Motivos para o adiamento
Até o momento, o MME não divulgou os motivos oficiais para o cancelamento da reunião, nem uma nova data para sua realização. Fontes informam que outros assuntos importantes, como a política de comercialização do gás natural e a repactuação de dívidas relacionadas à usina Angra 3, estão entre os fatores que contribuíram para o adiamento.

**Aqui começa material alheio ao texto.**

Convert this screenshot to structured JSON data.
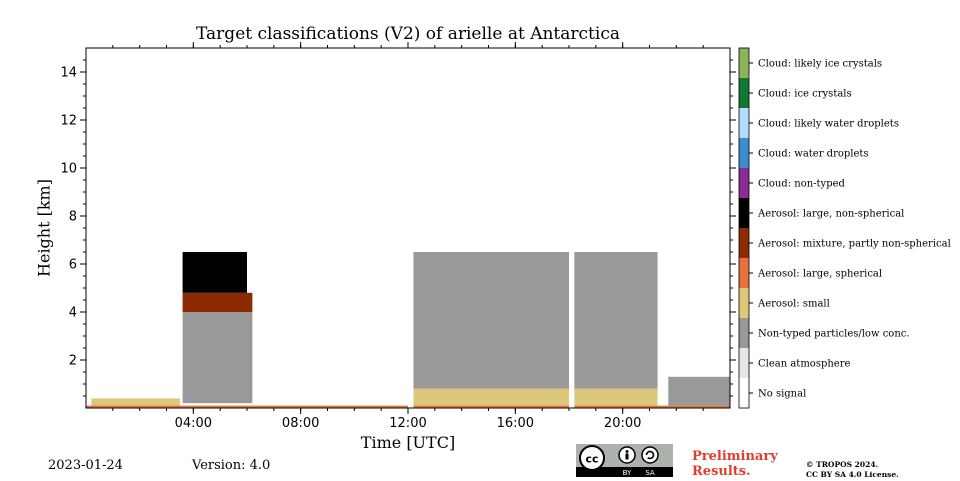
{
  "chart_data": {
    "type": "heatmap",
    "title": "Target classifications (V2) of arielle at Antarctica",
    "xlabel": "Time [UTC]",
    "ylabel": "Height [km]",
    "x_unit": "hours UTC",
    "xlim": [
      0,
      24
    ],
    "ylim": [
      0,
      15
    ],
    "x_ticks": [
      {
        "value": 4,
        "label": "04:00"
      },
      {
        "value": 8,
        "label": "08:00"
      },
      {
        "value": 12,
        "label": "12:00"
      },
      {
        "value": 16,
        "label": "16:00"
      },
      {
        "value": 20,
        "label": "20:00"
      }
    ],
    "y_ticks": [
      {
        "value": 2,
        "label": "2"
      },
      {
        "value": 4,
        "label": "4"
      },
      {
        "value": 6,
        "label": "6"
      },
      {
        "value": 8,
        "label": "8"
      },
      {
        "value": 10,
        "label": "10"
      },
      {
        "value": 12,
        "label": "12"
      },
      {
        "value": 14,
        "label": "14"
      }
    ],
    "grid": false,
    "legend_placement": "right colorbar",
    "classes": [
      {
        "name": "No signal",
        "color": "#ffffff"
      },
      {
        "name": "Clean atmosphere",
        "color": "#e6e6e6"
      },
      {
        "name": "Non-typed particles/low conc.",
        "color": "#999999"
      },
      {
        "name": "Aerosol: small",
        "color": "#dcc878"
      },
      {
        "name": "Aerosol: large, spherical",
        "color": "#e6733c"
      },
      {
        "name": "Aerosol: mixture, partly non-spherical",
        "color": "#8c2a00"
      },
      {
        "name": "Aerosol: large, non-spherical",
        "color": "#000000"
      },
      {
        "name": "Cloud: non-typed",
        "color": "#8c2a96"
      },
      {
        "name": "Cloud: water droplets",
        "color": "#3c8cd2"
      },
      {
        "name": "Cloud: likely water droplets",
        "color": "#b4dcfa"
      },
      {
        "name": "Cloud: ice crystals",
        "color": "#117733"
      },
      {
        "name": "Cloud: likely ice crystals",
        "color": "#8cb45a"
      }
    ],
    "regions": [
      {
        "class": "Non-typed particles/low conc.",
        "x": [
          3.6,
          6.2
        ],
        "y": [
          0.2,
          4.0
        ]
      },
      {
        "class": "Aerosol: mixture, partly non-spherical",
        "x": [
          3.6,
          6.2
        ],
        "y": [
          4.0,
          4.8
        ]
      },
      {
        "class": "Aerosol: large, non-spherical",
        "x": [
          3.6,
          6.0
        ],
        "y": [
          4.8,
          6.5
        ]
      },
      {
        "class": "Non-typed particles/low conc.",
        "x": [
          12.2,
          21.3
        ],
        "y": [
          0.8,
          6.5
        ]
      },
      {
        "class": "Aerosol: small",
        "x": [
          12.2,
          21.3
        ],
        "y": [
          0.1,
          0.8
        ]
      },
      {
        "class": "Non-typed particles/low conc.",
        "x": [
          21.7,
          24.0
        ],
        "y": [
          0.1,
          1.3
        ]
      },
      {
        "class": "Aerosol: small",
        "x": [
          0.2,
          3.5
        ],
        "y": [
          0.1,
          0.4
        ]
      },
      {
        "class": "Aerosol: large, spherical",
        "x": [
          0.0,
          24.0
        ],
        "y": [
          0.0,
          0.1
        ]
      }
    ],
    "gaps": [
      {
        "x": [
          18.0,
          18.2
        ]
      },
      {
        "x": [
          12.0,
          12.2
        ]
      }
    ]
  },
  "footer": {
    "date": "2023-01-24",
    "version": "Version: 4.0",
    "preliminary_line1": "Preliminary",
    "preliminary_line2": "Results.",
    "copyright_line1": "© TROPOS 2024.",
    "copyright_line2": "CC BY SA 4.0 License.",
    "cc_by": "BY",
    "cc_sa": "SA",
    "cc_mark": "cc"
  }
}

Expectativas em torno da medida
A proposta de aumento da mistura de etanol vem sendo discutida desde maio, mas três reuniões que abordariam o tema já foram canceladas ou adiadas. Em abril, o presidente Luiz Inácio Lula da Silva havia afirmado a intenção do governo de elevar essa mistura, gerando expectativa no setor sucroenergético.
Avaliações técnicas e preocupações
Embora haja apoio a essa medida dentro do governo, a discussão sobre a mudança também envolve avaliações técnicas. Em 2025, quando a mistura foi elevada para 30%, foram realizados testes para garantir a compatibilidade nos veículos. Para a mudança para 32%, o MME argumenta que não será necessário repetir esses testes, o que gerou controvérsias no setor de combustíveis.

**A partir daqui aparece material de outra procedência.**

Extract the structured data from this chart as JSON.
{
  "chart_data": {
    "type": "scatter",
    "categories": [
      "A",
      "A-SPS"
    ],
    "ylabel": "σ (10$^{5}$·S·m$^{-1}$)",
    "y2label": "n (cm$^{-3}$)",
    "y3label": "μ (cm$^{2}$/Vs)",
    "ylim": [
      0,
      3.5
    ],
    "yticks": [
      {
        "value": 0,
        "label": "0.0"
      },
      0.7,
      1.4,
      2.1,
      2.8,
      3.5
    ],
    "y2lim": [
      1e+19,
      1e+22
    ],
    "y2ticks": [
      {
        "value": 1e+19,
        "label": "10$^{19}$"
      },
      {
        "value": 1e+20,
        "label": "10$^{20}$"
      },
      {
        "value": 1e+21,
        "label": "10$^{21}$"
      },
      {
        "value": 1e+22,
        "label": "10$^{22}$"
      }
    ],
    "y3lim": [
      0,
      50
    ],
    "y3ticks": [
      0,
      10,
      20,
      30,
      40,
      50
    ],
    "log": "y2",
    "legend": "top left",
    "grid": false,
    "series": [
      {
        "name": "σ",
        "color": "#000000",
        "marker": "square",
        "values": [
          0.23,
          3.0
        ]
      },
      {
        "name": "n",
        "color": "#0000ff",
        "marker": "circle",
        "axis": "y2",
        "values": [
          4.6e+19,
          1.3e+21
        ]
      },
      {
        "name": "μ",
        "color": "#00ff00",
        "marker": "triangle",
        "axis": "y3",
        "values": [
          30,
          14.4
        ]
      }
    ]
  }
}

Contexto econômico e político
A defesa pelo aumento da mistura de etanol ganhou força após a alta nos preços do petróleo, em razão das tensões no Oriente Médio, e destaca a dependência do Brasil em relação à gasolina importada. O governo vê essa mudança como uma estratégia para aprimorar a segurança energética e incentivar a produção de biocombustíveis.
Impactos da medida
Com a possível adoção do E32, o MME estima que a necessidade de importação de gasolina pode ser reduzida em cerca de 450 milhões de litros anualmente. Além disso, a medida pode evitar a emissão de aproximadamente 552 mil toneladas de CO₂e. Contudo, as iniciativas para reduzir os preços da gasolina também são vistas como uma forma de sustentar a popularidade do presidente Lula com as eleições se aproximando.